The two-day workshop brought two world class scholars, Professor Kyle and Professor Axel Ockenfels (University of Cologne) to the University of California, Santa Cruz. Professor Ockenfels, Principal Investigator on the ERC grant, is a major collaborator with the UCSC group, and Professor Kyle was a guest and advisor of the research group. On the morning of March 13, the research team and the two invited scholars presented and discussed the theoretical features of the IEX (Aldrich and Friedman, 2018) and its implementation in an experimental setting. Afterwards, the programmers of UCSC’s Learning and Experimental Economics Projects (LEEPS) Laboratory presented a progress report and software-development plan for the Professor Pete Kyle experimental back-end that will support the next round of lab experiments and a public tournament that will test the three market redesign alternatives. Closing the day’s activities, Professors Kyle and Ockenfels attended and engaged with UC Santa Cruz PhD students in the market design class taught by Professor Friedman, including a proposal to implement the FCE market format in a laboratory setting.

Professor Pete Kyle speaking and presenting
Professor Pete Kyle

March 14 started with Professors Aldrich and Lopez Vargas presenting their recently completed research paper (Aldrich and López Vargas, 2018), in which they test the proposed FBA format in the lab against the existing CDA format. The lab results clearly favor the FBA in terms of efficiency and price stability. Later, Professor Ockenfels, tackling another aspect of market design in non-financial contexts, presented his work on the design of the feedback system for eBay. This research provided insights into rating systems for buyers and sellers. This work may have implications for financial contracting where the reputations of transacting parties matter.
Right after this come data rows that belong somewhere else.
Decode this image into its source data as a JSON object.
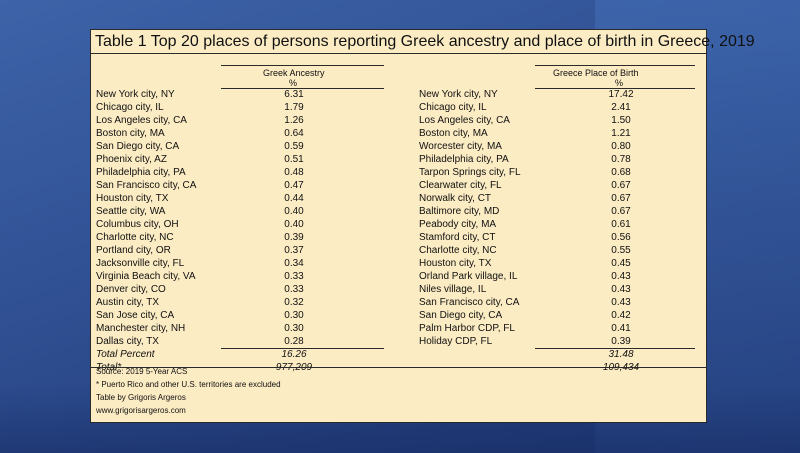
{
  "table": {
    "title": "Table 1   Top 20 places of persons reporting Greek ancestry and place of birth in Greece, 2019",
    "left_header": "Greek Ancestry",
    "left_unit": "%",
    "right_header": "Greece Place of Birth",
    "right_unit": "%",
    "rows": [
      {
        "left_place": "New York city, NY",
        "left_value": "6.31",
        "right_place": "New York city, NY",
        "right_value": "17.42"
      },
      {
        "left_place": "Chicago city, IL",
        "left_value": "1.79",
        "right_place": "Chicago city, IL",
        "right_value": "2.41"
      },
      {
        "left_place": "Los Angeles city, CA",
        "left_value": "1.26",
        "right_place": "Los Angeles city, CA",
        "right_value": "1.50"
      },
      {
        "left_place": "Boston city, MA",
        "left_value": "0.64",
        "right_place": "Boston city, MA",
        "right_value": "1.21"
      },
      {
        "left_place": "San Diego city, CA",
        "left_value": "0.59",
        "right_place": "Worcester city, MA",
        "right_value": "0.80"
      },
      {
        "left_place": "Phoenix city, AZ",
        "left_value": "0.51",
        "right_place": "Philadelphia city, PA",
        "right_value": "0.78"
      },
      {
        "left_place": "Philadelphia city, PA",
        "left_value": "0.48",
        "right_place": "Tarpon Springs city, FL",
        "right_value": "0.68"
      },
      {
        "left_place": "San Francisco city, CA",
        "left_value": "0.47",
        "right_place": "Clearwater city, FL",
        "right_value": "0.67"
      },
      {
        "left_place": "Houston city, TX",
        "left_value": "0.44",
        "right_place": "Norwalk city, CT",
        "right_value": "0.67"
      },
      {
        "left_place": "Seattle city, WA",
        "left_value": "0.40",
        "right_place": "Baltimore city, MD",
        "right_value": "0.67"
      },
      {
        "left_place": "Columbus city, OH",
        "left_value": "0.40",
        "right_place": "Peabody city, MA",
        "right_value": "0.61"
      },
      {
        "left_place": "Charlotte city, NC",
        "left_value": "0.39",
        "right_place": "Stamford city, CT",
        "right_value": "0.56"
      },
      {
        "left_place": "Portland city, OR",
        "left_value": "0.37",
        "right_place": "Charlotte city, NC",
        "right_value": "0.55"
      },
      {
        "left_place": "Jacksonville city, FL",
        "left_value": "0.34",
        "right_place": "Houston city, TX",
        "right_value": "0.45"
      },
      {
        "left_place": "Virginia Beach city, VA",
        "left_value": "0.33",
        "right_place": "Orland Park village, IL",
        "right_value": "0.43"
      },
      {
        "left_place": "Denver city, CO",
        "left_value": "0.33",
        "right_place": "Niles village, IL",
        "right_value": "0.43"
      },
      {
        "left_place": "Austin city, TX",
        "left_value": "0.32",
        "right_place": "San Francisco city, CA",
        "right_value": "0.43"
      },
      {
        "left_place": "San Jose city, CA",
        "left_value": "0.30",
        "right_place": "San Diego city, CA",
        "right_value": "0.42"
      },
      {
        "left_place": "Manchester city, NH",
        "left_value": "0.30",
        "right_place": "Palm Harbor CDP, FL",
        "right_value": "0.41"
      },
      {
        "left_place": "Dallas city, TX",
        "left_value": "0.28",
        "right_place": "Holiday CDP, FL",
        "right_value": "0.39"
      }
    ],
    "total_percent_label": "Total Percent",
    "total_percent_left": "16.26",
    "total_percent_right": "31.48",
    "total_label": "Total*",
    "total_left": "977,209",
    "total_right": "109,434",
    "notes": [
      "Source: 2019 5-Year ACS",
      "* Puerto Rico and other U.S. territories are excluded",
      "Table by Grigoris Argeros",
      "www.grigorisargeros.com"
    ]
  }
}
Next, for the workshop’s main event, Professor Kyle gave the Winter Quarter CAFIN lecture. He presented his groundbreaking financial market design proposal – the fully continuous exchange (FCE), alluded to earlier. While IEX seeks to slow down trading, and FBA creates periodic trading in batches, the FCE aims to smooth discreteness of prices and time intervals in trading through new forms of allocation rules. Each of the three alternatives aims to overcome the problematic incentives of the current market structure that may encourage wasteful investments in trading speed and inflate the cost of trading.
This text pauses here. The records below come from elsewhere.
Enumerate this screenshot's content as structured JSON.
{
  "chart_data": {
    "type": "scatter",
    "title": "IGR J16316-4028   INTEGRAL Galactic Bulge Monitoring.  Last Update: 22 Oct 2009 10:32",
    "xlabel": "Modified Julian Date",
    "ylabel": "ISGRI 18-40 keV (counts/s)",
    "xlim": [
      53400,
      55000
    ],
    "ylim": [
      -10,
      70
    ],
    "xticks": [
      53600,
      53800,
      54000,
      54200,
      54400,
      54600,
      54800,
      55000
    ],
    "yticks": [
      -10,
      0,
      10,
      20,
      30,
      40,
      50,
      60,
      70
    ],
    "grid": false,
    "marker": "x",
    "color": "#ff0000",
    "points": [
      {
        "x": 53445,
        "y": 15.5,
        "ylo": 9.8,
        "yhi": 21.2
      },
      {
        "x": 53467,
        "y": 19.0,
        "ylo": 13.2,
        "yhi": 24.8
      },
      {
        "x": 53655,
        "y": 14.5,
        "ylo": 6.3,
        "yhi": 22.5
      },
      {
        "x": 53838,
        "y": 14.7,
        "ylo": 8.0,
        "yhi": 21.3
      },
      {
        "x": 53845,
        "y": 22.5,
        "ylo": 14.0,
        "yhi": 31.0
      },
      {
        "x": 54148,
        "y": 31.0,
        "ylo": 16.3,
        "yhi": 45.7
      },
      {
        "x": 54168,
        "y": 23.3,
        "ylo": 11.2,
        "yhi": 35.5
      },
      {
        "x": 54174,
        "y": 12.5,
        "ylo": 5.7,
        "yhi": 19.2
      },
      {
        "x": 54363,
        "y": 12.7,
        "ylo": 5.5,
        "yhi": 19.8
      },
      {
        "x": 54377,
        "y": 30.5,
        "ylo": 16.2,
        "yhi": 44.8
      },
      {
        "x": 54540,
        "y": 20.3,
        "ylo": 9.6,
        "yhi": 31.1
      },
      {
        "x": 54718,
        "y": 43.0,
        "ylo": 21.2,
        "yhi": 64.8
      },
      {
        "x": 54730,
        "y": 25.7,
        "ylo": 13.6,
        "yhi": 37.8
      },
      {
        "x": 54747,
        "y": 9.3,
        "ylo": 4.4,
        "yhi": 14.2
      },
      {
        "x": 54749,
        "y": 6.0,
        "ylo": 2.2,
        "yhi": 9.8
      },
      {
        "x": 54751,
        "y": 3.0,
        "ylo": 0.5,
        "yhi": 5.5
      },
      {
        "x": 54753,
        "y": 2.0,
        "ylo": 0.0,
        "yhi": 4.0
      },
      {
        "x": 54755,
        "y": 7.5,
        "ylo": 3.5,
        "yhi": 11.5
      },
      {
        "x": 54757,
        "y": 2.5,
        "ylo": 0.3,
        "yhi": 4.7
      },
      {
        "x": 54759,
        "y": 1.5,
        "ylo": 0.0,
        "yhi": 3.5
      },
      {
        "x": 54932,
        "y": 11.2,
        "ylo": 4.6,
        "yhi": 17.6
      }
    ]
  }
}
The day concluded with a wrap-up session where the CAFIN members discussed the future features of the lab experiments and the public tournament with Professors Ockenfels and Kyle. Overall, the workshop was a great success because it expanded the scope of the research program to include ultimate investors’ needs to trade and their impact on asset prices. These features will be incorporated into future test platforms for alternative financial market designs that hopefully will deliver better results to ordinary investors and to the overall economy in decades to come.

References

Aldrich, E. and Friedman, D. (2018), Order Protection through Delayed Messaging. CAFIN Working Paper 50.

Aldrich, E. and Lopez Vargas, K. (2018), Experiments in High Frequency Trading: Testing the Frequent Batch Auction. CAFIN Working Paper 51.